Confederate spy Marie Isabella “Belle” Boyd is arrested by Union troops and detained at the Old Capitol Prison in Washington, D.C. It was the first of three arrests for this skilled spy who provided crucial information to the Confederates during the war.
The Virginian-born Boyd was just 17 when the war began. She was from a prominent slaveholding family in Martinsburg, Virginia (now West Virginia), in the Shenandoah Valley. In 1861, she shot and killed a Union solider for insulting her mother and threatening to search their house. Union officers investigated and decided the shooting was justified.

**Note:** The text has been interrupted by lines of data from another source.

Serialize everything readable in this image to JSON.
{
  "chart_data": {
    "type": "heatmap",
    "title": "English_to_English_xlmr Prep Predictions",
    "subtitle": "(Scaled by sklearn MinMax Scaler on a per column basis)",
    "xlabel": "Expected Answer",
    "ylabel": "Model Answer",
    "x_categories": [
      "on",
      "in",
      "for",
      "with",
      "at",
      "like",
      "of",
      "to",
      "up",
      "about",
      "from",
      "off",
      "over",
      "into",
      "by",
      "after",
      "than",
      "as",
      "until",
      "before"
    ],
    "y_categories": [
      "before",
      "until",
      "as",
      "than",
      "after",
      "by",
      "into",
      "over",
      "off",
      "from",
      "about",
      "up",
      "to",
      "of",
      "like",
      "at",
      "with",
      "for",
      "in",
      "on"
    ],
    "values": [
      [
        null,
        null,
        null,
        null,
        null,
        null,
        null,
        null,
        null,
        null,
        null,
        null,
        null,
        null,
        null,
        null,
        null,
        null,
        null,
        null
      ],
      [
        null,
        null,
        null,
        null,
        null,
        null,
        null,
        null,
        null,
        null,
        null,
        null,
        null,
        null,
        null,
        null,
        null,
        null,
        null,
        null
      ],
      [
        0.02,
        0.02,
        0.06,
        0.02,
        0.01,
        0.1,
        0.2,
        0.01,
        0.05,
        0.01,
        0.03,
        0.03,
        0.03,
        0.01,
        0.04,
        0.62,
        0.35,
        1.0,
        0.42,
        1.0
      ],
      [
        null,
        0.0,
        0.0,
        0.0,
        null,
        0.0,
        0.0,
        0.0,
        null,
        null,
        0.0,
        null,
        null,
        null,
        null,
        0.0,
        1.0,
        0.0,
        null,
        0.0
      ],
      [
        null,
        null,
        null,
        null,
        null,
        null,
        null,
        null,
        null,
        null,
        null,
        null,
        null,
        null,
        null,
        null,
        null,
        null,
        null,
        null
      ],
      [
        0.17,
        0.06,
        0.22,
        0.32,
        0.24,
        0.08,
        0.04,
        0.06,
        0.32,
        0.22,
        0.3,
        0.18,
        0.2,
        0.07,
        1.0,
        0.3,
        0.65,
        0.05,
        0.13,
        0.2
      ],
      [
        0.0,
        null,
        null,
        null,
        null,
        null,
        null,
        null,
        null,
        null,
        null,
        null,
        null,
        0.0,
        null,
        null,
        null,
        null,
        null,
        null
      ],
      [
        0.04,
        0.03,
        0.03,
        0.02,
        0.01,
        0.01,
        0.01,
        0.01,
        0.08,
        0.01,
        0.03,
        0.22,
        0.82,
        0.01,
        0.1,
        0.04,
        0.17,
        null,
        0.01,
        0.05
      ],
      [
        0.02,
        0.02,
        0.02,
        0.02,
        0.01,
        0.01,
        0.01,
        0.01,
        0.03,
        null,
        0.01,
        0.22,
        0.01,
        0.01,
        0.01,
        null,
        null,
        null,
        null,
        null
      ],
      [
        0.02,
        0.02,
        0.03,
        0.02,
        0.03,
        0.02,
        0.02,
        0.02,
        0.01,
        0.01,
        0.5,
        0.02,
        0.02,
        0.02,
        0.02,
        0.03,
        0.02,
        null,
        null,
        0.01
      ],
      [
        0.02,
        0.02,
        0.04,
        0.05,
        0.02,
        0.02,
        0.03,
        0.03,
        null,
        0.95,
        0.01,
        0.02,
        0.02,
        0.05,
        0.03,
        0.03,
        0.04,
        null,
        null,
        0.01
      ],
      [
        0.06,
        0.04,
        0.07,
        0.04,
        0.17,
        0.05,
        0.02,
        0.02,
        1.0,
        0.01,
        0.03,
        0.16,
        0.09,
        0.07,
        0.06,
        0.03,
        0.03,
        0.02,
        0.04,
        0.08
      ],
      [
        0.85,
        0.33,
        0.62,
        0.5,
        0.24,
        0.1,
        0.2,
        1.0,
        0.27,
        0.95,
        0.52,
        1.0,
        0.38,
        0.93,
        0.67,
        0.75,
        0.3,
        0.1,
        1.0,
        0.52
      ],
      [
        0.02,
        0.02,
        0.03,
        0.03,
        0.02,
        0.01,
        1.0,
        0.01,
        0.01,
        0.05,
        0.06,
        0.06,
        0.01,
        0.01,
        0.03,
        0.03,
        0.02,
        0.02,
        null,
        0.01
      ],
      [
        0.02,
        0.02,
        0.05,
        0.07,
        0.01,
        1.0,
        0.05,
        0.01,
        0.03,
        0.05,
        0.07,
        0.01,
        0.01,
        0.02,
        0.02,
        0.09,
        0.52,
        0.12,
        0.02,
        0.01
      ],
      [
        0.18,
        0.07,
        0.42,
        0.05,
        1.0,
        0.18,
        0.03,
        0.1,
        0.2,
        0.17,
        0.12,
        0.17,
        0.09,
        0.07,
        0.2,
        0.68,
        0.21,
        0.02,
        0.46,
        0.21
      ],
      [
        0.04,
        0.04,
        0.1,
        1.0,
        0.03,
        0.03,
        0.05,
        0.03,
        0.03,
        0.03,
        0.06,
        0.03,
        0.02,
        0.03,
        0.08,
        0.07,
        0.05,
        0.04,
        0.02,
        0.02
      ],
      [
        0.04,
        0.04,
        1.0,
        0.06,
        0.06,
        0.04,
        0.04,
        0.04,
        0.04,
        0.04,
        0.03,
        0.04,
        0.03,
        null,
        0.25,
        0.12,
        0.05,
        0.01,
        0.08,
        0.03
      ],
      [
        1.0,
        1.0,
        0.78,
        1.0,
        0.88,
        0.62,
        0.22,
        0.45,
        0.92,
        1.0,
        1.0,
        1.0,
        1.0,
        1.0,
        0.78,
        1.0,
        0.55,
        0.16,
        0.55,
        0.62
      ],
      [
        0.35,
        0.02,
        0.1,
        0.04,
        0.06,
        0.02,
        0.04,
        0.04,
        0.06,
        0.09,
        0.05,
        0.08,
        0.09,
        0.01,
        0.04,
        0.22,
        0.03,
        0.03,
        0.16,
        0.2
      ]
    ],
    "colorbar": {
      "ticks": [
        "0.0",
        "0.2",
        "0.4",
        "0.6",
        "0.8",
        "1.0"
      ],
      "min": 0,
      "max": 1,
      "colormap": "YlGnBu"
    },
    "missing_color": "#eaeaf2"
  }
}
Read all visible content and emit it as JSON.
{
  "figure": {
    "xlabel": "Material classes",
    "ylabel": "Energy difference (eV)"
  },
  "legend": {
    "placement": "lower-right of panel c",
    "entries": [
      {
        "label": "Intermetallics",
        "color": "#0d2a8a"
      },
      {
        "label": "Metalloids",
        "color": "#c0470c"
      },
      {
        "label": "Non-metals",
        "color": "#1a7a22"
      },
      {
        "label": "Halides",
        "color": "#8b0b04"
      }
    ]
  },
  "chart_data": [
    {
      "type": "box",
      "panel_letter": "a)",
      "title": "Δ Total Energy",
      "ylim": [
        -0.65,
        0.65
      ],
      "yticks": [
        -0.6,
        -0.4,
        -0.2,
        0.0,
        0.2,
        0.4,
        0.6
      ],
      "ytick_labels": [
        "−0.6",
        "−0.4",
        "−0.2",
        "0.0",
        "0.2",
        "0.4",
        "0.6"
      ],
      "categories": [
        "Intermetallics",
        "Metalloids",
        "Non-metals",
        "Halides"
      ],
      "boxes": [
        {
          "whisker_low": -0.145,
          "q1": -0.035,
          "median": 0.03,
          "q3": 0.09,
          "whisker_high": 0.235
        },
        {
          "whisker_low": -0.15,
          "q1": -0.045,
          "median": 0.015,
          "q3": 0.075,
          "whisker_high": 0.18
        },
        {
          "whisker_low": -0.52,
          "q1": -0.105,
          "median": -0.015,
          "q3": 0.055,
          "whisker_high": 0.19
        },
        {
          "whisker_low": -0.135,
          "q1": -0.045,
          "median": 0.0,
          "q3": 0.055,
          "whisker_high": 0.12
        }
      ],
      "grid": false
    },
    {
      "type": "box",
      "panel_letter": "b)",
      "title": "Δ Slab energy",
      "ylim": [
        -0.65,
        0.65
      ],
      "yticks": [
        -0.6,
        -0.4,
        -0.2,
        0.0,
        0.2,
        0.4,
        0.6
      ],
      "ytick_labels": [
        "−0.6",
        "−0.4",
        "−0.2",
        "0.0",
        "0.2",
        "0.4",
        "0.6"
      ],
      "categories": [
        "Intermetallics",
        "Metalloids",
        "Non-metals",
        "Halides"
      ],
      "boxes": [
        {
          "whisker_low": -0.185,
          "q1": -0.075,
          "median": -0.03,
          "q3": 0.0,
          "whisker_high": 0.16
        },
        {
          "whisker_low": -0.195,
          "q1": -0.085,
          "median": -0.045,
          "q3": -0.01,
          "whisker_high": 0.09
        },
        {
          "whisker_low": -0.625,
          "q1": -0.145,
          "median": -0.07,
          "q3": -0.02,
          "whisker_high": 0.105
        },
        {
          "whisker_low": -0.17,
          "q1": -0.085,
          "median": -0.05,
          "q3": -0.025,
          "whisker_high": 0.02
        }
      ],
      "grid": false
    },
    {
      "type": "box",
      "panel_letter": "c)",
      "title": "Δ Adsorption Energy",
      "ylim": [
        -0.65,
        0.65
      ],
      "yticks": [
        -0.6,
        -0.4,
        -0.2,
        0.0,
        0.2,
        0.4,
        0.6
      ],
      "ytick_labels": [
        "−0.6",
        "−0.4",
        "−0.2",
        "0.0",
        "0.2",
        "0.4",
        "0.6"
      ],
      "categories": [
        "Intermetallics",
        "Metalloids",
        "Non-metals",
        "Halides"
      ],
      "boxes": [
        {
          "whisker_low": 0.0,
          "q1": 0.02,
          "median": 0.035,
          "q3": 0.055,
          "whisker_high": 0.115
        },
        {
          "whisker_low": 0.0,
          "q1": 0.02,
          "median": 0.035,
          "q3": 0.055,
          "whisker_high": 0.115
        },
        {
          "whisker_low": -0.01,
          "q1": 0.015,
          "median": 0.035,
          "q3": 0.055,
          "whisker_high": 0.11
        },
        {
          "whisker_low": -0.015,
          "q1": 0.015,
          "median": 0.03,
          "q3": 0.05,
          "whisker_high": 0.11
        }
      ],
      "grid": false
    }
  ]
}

Soon after the shooting incident, Boyd began spying for the Confederacy. She used her charms to engage Union soldiers and officers in conversations and acquire information about Federal military affairs. Suspecting her of spying, Union officers banished Boyd further south in the Shenandoah, to Front Royal, Virginia, in March 1862. Just two months later, Boyd personally delivered crucial information to General Thomas J. “Stonewall” Jackson during his campaign in the valley that allowed the Confederates to defeat General Nathaniel Banks’s forces at the Battle of Winchester. In another incident, Boyd turned two chivalrous Union cavalrymen who had escorted her back home across Union lines over to Confederate pickets as prisoners of war.